OK here goes. Interleukin -6 is an inflammatory cytokine. Cytokines are the chemicals which the body produces as part of the inflammatory response. There are lots of different ones but for us with PMR and GCA, the one we are interested in is IL-6. The textbooks say "PMR is an autoimmune condition characterised by the over production of IL-6". It's the IL-6 which causes the tissue damage associated with the inflammatory vascular diseases which is why treatment aims to reduce the amount of IL-6 produced and /or block its effects. IL-6 does have beneficial effects when produced in normal amounts but I will leave that aside . Our bodies start to produce IL-6 at around 4am so by the time we wake up and start to move around it has had time to exert its effects hence we feel muscle soreness and stiffness.
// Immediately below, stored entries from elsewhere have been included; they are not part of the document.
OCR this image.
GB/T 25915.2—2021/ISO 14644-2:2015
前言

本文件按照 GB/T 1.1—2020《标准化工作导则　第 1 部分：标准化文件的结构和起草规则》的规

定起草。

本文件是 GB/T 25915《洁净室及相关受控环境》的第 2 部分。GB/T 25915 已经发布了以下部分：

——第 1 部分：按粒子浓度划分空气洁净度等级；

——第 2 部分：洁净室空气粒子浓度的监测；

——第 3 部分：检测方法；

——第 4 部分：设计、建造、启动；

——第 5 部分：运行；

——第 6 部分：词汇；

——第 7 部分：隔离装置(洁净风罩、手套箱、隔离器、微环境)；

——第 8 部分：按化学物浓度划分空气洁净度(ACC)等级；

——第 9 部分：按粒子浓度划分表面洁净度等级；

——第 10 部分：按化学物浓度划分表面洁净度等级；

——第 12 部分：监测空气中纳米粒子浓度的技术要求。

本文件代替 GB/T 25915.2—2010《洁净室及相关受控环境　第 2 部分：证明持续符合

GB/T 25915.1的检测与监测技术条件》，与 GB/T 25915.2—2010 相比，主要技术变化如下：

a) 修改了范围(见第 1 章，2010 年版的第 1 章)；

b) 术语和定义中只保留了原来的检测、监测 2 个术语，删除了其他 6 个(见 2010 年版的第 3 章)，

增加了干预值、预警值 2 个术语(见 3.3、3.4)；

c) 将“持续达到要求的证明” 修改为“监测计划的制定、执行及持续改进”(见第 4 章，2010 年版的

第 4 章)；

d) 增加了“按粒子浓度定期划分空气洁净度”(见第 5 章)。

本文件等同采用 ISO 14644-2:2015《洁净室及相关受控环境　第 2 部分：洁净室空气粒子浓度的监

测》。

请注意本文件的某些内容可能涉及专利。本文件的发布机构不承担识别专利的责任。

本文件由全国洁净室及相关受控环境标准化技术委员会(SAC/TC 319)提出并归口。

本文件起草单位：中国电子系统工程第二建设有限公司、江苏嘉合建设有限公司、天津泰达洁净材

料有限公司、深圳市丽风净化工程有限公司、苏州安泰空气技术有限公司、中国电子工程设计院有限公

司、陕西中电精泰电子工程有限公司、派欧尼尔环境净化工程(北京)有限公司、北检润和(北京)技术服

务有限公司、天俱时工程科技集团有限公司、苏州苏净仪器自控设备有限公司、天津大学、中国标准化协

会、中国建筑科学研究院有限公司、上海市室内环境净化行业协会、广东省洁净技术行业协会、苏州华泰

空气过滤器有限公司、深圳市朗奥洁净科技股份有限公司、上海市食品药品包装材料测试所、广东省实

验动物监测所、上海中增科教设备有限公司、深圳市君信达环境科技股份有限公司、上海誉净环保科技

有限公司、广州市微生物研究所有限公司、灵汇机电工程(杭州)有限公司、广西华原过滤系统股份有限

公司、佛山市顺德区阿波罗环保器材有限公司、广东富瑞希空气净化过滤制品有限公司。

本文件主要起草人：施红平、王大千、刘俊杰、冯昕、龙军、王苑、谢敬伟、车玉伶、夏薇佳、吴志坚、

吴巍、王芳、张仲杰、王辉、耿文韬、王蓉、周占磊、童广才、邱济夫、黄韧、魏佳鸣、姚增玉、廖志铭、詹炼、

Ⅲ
This is why many advocate and get more relief from their steroid dose by taking it at 2am so the tablet has time to dissolve, for the drug to get into the blood stream and suppress IL-6 production. Corticosteroids like Prednisolone are the only treatment option in PMR. The reason why standard pain killers don't work is because they tend to act on prostaglandin synthesis, or in the case of Nefopam act in the brain via more complicated biochemical pathways. There are a few Non-steroidal anti-inflammatory drugs (NSAID's) which have a little bit of anti IL-6 activity but it's not great and they would not stop PMR in its path. The biologicals which you will see mentioned here (Actemra) stop production of IL-6 and have only recently been licensed for GCA and are also not without their problems.